Moisei Shukhgalter was born in 1906 in Kiev; most of his childhood was spent in Koziatyn, 150 kilometers southwest of the city, where his father Iakov was a clerk at a sugar plant. Moisei's father preferred to speak Russian, rather than Yiddish. Nevertheless, he wished to give his son a traditional education. These hopes were dashed in 1914, when Moisei's melamed was drafted to fight in World War I. In 1916, the young Moisei entered a gymnasium in Berdichev – but, after the Revolution of 1917, he left it for an ordinary school in Koziatyn. In 1923, he finished a vocational school in Kiev and returned to Berdichev, to work as a mechanic at a local sugar plant. He would remain connected with the food industry for the rest of his professional life. In 1930, Moisei graduated from the faculty of industrial technologies of the Kiev Institute of the National Economy (the present-day Kyiv National Economic University), and he went on to work at a sugar refinery in Odessa.
On June 22, 1941, the Soviet-German War broke out, and on that very day Moisei received a call-up notice from the Red Army. On the next day, he was already a soldier. Due to his higher technical education, he was immediately promoted to military technician, 2nd rank (equivalent to a lieutenant), and attached to the HQ of the 48th Rifle Corps. Shukhgalter began the war in Bessarabia (Moldova), and a short time later he was wounded and shell-shocked. After his recovery, he took part in the unsuccessful defense of the Crimea and the retreat to the North Caucasus, and he survived the Red Army's abortive landing in Kerch (eastern Crimea) in December 1941-January 1942. In summer 1942, in the North Caucasus, he once again took part in the retreat of the Red Army, and fell sick with dysentery. After recovering, he was attached to the 1st Guards Tank Army. Now, Shukhgalter's duty was baking bread in field conditions and supplying the soldiers with it (and with other foodstuffs).
With the 1st Guards Tank Army, Moisei Shukhgalter traveled through Ukraine and Poland. He took part in the crossing of the Oder River in 1945, and was seriously wounded there; in April-May 1945, he took part in the Battle of Berlin. He was awarded the Order of the Red Star and several medals (including "For the Defense of the Caucasus"). His last rank was that of engineer major.

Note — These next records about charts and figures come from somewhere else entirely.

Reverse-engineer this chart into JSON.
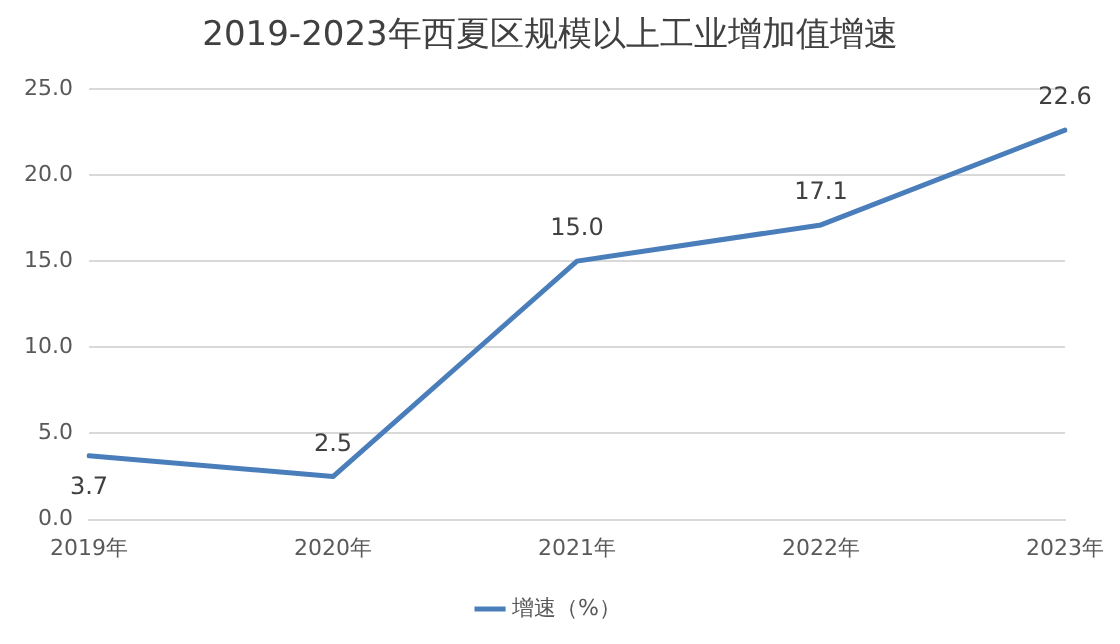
{
  "chart_data": {
    "type": "line",
    "title": "2019-2023年西夏区规模以上工业增加值增速",
    "categories": [
      "2019年",
      "2020年",
      "2021年",
      "2022年",
      "2023年"
    ],
    "series": [
      {
        "name": "增速（%）",
        "color": "#4a7ebb",
        "values": [
          3.7,
          2.5,
          15.0,
          17.1,
          22.6
        ],
        "value_labels": [
          "3.7",
          "2.5",
          "15.0",
          "17.1",
          "22.6"
        ]
      }
    ],
    "ylim": [
      0,
      25
    ],
    "yticks": [
      {
        "value": 0,
        "label": "0.0"
      },
      {
        "value": 5,
        "label": "5.0"
      },
      {
        "value": 10,
        "label": "10.0"
      },
      {
        "value": 15,
        "label": "15.0"
      },
      {
        "value": 20,
        "label": "20.0"
      },
      {
        "value": 25,
        "label": "25.0"
      }
    ],
    "grid": "y",
    "legend": "bottom",
    "marker": "none",
    "line_style": "solid"
  }
}
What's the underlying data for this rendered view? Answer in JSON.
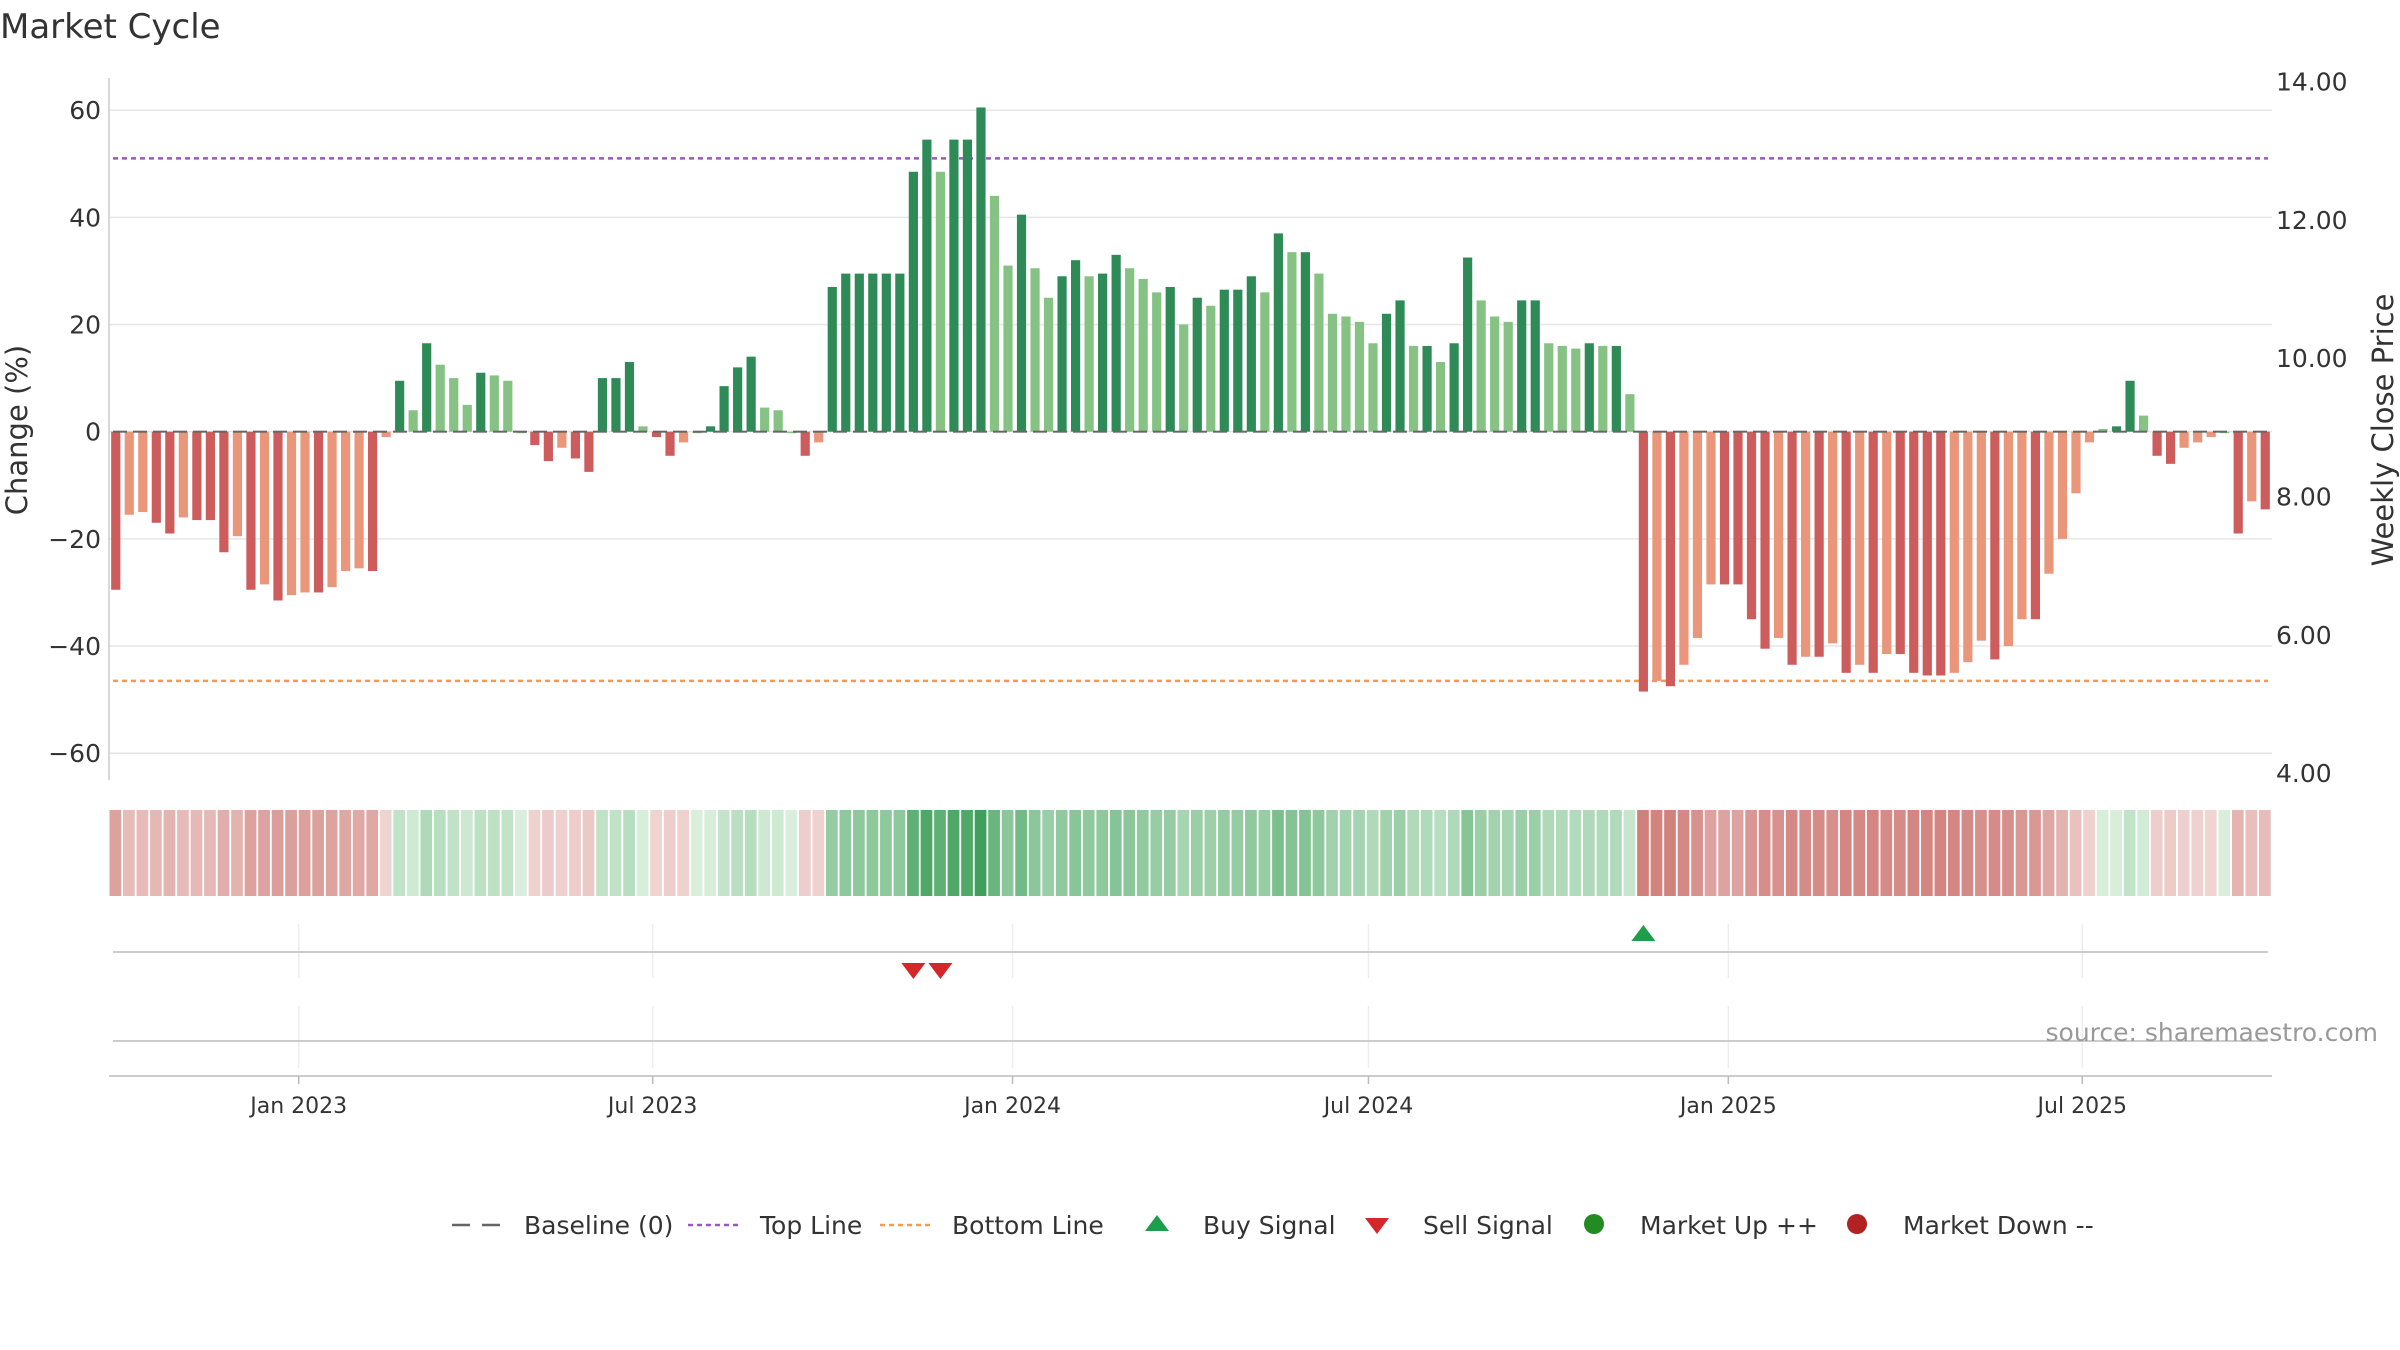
{
  "chart_data": {
    "type": "bar",
    "title": "Market Cycle",
    "ylabel": "Change (%)",
    "ylabel_right": "Weekly Close Price",
    "ylim": [
      -65,
      66
    ],
    "y_ticks": [
      60,
      40,
      20,
      0,
      -20,
      -40,
      -60
    ],
    "y_tick_labels": [
      "60",
      "40",
      "20",
      "0",
      "−20",
      "−40",
      "−60"
    ],
    "y2lim": [
      3.9,
      14.05
    ],
    "y2_ticks": [
      14,
      12,
      10,
      8,
      6,
      4
    ],
    "y2_tick_labels": [
      "14.00",
      "12.00",
      "10.00",
      "8.00",
      "6.00",
      "4.00"
    ],
    "x_range": [
      "2022-09-26",
      "2025-10-06"
    ],
    "x_ticks": [
      {
        "date": "2023-01-01",
        "label": "Jan 2023"
      },
      {
        "date": "2023-07-01",
        "label": "Jul 2023"
      },
      {
        "date": "2024-01-01",
        "label": "Jan 2024"
      },
      {
        "date": "2024-07-01",
        "label": "Jul 2024"
      },
      {
        "date": "2025-01-01",
        "label": "Jan 2025"
      },
      {
        "date": "2025-07-01",
        "label": "Jul 2025"
      }
    ],
    "first_week": "2022-09-26",
    "values": [
      -29.5,
      -15.5,
      -15,
      -17,
      -19,
      -16,
      -16.5,
      -16.5,
      -22.5,
      -19.5,
      -29.5,
      -28.5,
      -31.5,
      -30.5,
      -30,
      -30,
      -29,
      -26,
      -25.5,
      -26,
      -1,
      9.5,
      4,
      16.5,
      12.5,
      10,
      5,
      11,
      10.5,
      9.5,
      0,
      -2.5,
      -5.5,
      -3,
      -5,
      -7.5,
      10,
      10,
      13,
      1,
      -1,
      -4.5,
      -2,
      0,
      1,
      8.5,
      12,
      14,
      4.5,
      4,
      0,
      -4.5,
      -2,
      27,
      29.5,
      29.5,
      29.5,
      29.5,
      29.5,
      48.5,
      54.5,
      48.5,
      54.5,
      54.5,
      60.5,
      44,
      31,
      40.5,
      30.5,
      25,
      29,
      32,
      29,
      29.5,
      33,
      30.5,
      28.5,
      26,
      27,
      20,
      25,
      23.5,
      26.5,
      26.5,
      29,
      26,
      37,
      33.5,
      33.5,
      29.5,
      22,
      21.5,
      20.5,
      16.5,
      22,
      24.5,
      16,
      16,
      13,
      16.5,
      32.5,
      24.5,
      21.5,
      20.5,
      24.5,
      24.5,
      16.5,
      16,
      15.5,
      16.5,
      16,
      16,
      7,
      -48.5,
      -46.5,
      -47.5,
      -43.5,
      -38.5,
      -28.5,
      -28.5,
      -28.5,
      -35,
      -40.5,
      -38.5,
      -43.5,
      -42,
      -42,
      -39.5,
      -45,
      -43.5,
      -45,
      -41.5,
      -41.5,
      -45,
      -45.5,
      -45.5,
      -45,
      -43,
      -39,
      -42.5,
      -40,
      -35,
      -35,
      -26.5,
      -20,
      -11.5,
      -2,
      0.5,
      1,
      9.5,
      3,
      -4.5,
      -6,
      -3,
      -2,
      -1,
      0,
      -19,
      -13,
      -14.5
    ],
    "top_line": 51,
    "bottom_line": -46.5,
    "buy_signals": [
      {
        "week": 113
      }
    ],
    "sell_signals": [
      {
        "week": 59
      },
      {
        "week": 61
      }
    ],
    "series_colors": {
      "up_strong": "#2e8b57",
      "up_weak": "#86c284",
      "down_strong": "#cd5c5c",
      "down_weak": "#e9967a",
      "top_line": "#9b59b6",
      "bottom_line": "#f39c4f",
      "baseline": "#666666",
      "buy": "#1e9e4a",
      "sell": "#d62728",
      "market_up": "#228b22",
      "market_down": "#b22222"
    },
    "legend": [
      {
        "label": "Baseline (0)",
        "marker": "dash-line",
        "color": "#666666"
      },
      {
        "label": "Top Line",
        "marker": "dot-line",
        "color": "#9b59b6"
      },
      {
        "label": "Bottom Line",
        "marker": "dot-line",
        "color": "#f39c4f"
      },
      {
        "label": "Buy Signal",
        "marker": "triangle-up",
        "color": "#1e9e4a"
      },
      {
        "label": "Sell Signal",
        "marker": "triangle-down",
        "color": "#d62728"
      },
      {
        "label": "Market Up ++",
        "marker": "circle",
        "color": "#228b22"
      },
      {
        "label": "Market Down --",
        "marker": "circle",
        "color": "#b22222"
      }
    ],
    "legend_position": "bottom",
    "grid": true,
    "source": "source: sharemaestro.com"
  }
}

While moving through Poland, Shukhgalter was impressed by an encounter with Jewish partisans. He also met other Jews rescued in Poland or Germany.
In 1948, Moisei Shukhgalter was discharged from the army as a "specialist important for the national economy." This formula did not help him find employment in his field of expertise. In the 1950s and later, he worked as a manager of various food factories.
In 1987, Moisei Shukhgalter immigrated to the USA and settled in Los Angeles. He died in 1999.
An encounter with Jewish partisans.
"We made a stop in one of the Polish towns…. Our people were very tired – and besides, it was necessary to wait for the rear to catch up, since we were running low on food, ammunition, and fuel.… I stayed in a peasant hut…. Early in the morning, the owner of the hut woke me up: "Pane, pane! [sir, sir!], they are asking for you'. I was astonished: who could possibly be asking for me – and through a Pole, at that? A man is standing there, a tall man in a Polish peasant coat [svitka], with a machine-gun belt and a long curly beard. He instantly called to mind the image of a Biblical prophet, and it was clear to me that [he was] Jewish. He addressed me in a mixture of Yiddish, Russian, and Polish. From his words, I gathered that he was a partisan, a Jew, and that there were eight Jewish partisans assembled in the ruined synagogue building in this town; they wished to hold a prayer to commemorate the victims; however, they lacked two men for a minyen [minyan, prayer quorum]… I have wondered ever since how he learned that I was Jewish. 'Is there at least one other Jew among your officers?'… It was not particularly desirable from the point of view of our regulations; contacts with the local population were frowned upon. But it was very early in the morning; all were asleep, and so I went. In the second hut from ours, I found Captain Katsnelson. I woke him up; he was not very enthusiastic, but he agreed to accompany us. We came to the synagogue…. It had been burned down, but the partisans were assembled inside it…. There were two Russian Jews among them; they spoke Russian, and had escaped from a deportation train."